Last week our deacon had confidently preached that Christmas ends at the Epiphany apart from suggesting afterwards that the liturgical books suggest otherwise I thought I ought to follow my own advice and keep our Christmas settings for this Sunday as well. In the past we have begun our Ordinary Time music this week. I was interested to see if there would be any reaction from the congregation. In the end I don't know as the presider went straight from the end of the Penitential Act to the Collect. I am not sure he ever realised.

The psalm response was another example where the music in the leaflet avoided complexity and did not include the time signatures as the setting oscillates between 7/8 and 4/4.

Using the Benedictus at the end made a connection back to Advent to round the season off.

The Epiphany of the Lord

4 January 2015

EntranceBethlehem of noblest cities
Penitential RiteSt Gabriel (mtgf)
GloriaChristmas (Paul Gibson)
Psalm 71O Lord, all the earth (mtgf)
Gospel AcclamationSalisbury Alleluia (Christopher Walker)
Preparation of GiftsWhat shall we give (Catalan arr. Dean)
Eucharistic AcclamationsCreation (Marty Haugen)
Lamb of GodChristmas (mtgf)
Communion AntiphonWe have seen his star (mtgf)
CommunionThe Three Kings (Cornelius)
FinalWe three Kings

In previous years, and you can check, we have begun the Epiphany with 'We 3 kings' and ended with 'The first Nowell'. This year we made a change and began with Bethlehem of noblest cities'. For me, at least, there is a tension between wanting to have our fill of carols and awareness a number of the Epiphany hymns giving perhaps a more theological view of the feast. Though I know some don't like 'We three kings' I think it is a good original carol and suspect that its verse have informed people of an interpretation of the Epiphany story. [I was intrigued to hear of some US parishes omitting the 4th verse as it is too sad - this may be an urban myth.]

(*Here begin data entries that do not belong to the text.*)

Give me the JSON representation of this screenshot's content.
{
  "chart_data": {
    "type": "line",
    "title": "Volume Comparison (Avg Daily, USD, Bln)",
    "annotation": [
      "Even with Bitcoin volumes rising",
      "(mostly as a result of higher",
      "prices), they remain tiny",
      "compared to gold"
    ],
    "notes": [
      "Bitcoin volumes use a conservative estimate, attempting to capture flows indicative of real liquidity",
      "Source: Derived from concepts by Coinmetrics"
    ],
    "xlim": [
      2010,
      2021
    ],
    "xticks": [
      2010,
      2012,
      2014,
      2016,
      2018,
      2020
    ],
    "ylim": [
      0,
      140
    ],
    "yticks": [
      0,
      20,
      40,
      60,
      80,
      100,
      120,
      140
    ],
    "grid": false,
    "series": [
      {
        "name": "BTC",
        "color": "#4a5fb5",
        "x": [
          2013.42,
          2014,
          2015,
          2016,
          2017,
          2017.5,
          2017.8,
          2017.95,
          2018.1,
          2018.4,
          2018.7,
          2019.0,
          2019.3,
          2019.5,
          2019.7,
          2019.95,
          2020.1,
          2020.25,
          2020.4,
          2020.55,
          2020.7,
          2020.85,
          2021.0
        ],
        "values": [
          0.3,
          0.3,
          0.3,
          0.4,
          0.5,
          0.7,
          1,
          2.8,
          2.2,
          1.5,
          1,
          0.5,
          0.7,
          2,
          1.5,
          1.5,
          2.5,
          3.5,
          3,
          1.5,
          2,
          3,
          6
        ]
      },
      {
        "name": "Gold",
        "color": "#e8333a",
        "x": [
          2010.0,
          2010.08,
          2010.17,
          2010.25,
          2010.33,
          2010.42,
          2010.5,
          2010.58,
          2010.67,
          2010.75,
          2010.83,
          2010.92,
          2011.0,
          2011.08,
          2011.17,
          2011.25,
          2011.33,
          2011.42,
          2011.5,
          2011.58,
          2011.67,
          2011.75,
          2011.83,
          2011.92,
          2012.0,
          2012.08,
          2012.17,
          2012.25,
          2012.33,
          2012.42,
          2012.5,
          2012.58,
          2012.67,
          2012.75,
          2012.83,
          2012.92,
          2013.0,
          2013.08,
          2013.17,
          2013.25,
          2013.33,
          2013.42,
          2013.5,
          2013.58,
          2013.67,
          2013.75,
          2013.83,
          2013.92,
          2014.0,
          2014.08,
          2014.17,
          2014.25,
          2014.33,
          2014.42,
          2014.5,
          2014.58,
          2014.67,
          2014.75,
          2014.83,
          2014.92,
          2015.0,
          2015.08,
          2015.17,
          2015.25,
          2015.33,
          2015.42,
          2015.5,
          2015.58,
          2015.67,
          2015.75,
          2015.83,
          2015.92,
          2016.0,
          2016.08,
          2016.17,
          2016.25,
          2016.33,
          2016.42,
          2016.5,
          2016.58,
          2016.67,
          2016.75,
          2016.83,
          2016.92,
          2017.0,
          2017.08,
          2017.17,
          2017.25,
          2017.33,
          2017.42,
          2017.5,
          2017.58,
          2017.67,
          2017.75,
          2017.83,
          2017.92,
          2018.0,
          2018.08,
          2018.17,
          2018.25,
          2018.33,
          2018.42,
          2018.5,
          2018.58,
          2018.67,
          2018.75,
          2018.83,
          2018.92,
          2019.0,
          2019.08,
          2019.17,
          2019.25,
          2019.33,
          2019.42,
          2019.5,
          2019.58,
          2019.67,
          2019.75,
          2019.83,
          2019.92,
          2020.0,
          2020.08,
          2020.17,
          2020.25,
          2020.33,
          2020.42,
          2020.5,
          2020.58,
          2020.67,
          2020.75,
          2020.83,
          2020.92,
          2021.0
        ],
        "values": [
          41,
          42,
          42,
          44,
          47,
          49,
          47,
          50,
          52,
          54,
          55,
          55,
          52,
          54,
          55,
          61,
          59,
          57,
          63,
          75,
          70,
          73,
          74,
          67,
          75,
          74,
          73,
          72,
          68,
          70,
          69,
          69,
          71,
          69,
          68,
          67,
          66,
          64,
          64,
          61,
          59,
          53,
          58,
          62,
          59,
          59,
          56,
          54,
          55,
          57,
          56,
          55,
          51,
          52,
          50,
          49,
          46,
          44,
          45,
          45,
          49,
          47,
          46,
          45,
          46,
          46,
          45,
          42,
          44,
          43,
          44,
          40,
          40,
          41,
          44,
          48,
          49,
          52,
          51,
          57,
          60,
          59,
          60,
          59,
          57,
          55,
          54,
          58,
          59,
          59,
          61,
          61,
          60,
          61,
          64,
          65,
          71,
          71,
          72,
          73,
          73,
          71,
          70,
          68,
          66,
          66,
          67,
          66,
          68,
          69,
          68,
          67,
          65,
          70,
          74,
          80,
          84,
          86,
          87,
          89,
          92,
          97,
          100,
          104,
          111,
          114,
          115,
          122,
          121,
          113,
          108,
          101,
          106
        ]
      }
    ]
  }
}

In the event the opening hymn was just that - and I think what I am partly looking for is the character brings - and gives to the season - this is not Ordinary Time. We three kings did not feel right at the end either - a case of 'we already know this why are you telling us again?'? My thought for next year is the kings at the beginning and a hymn at the end but something uplifting. As Wie schön leeches die Morgenstern is not in the hymnbook 'Songs of thankfulness and praise' but as I suspect the tune is not known perhaps to King Divine?

I have been working on the Common Psalms recently. A Common Psalm is provided for Epiphany in addition to Christmas, presumably to show a shift in the season. (Though the Christmas response All the ends of the earth have seen the salvation of our God. would also be appropriate.) What I found interesting, and I suspect is no more than different working groups on the Lectionary, is that for the Epiphany the psalm verses are the same but the response is longer and I think is slightly better — Before you all kings shall fall prostrate, all nations shall serve you.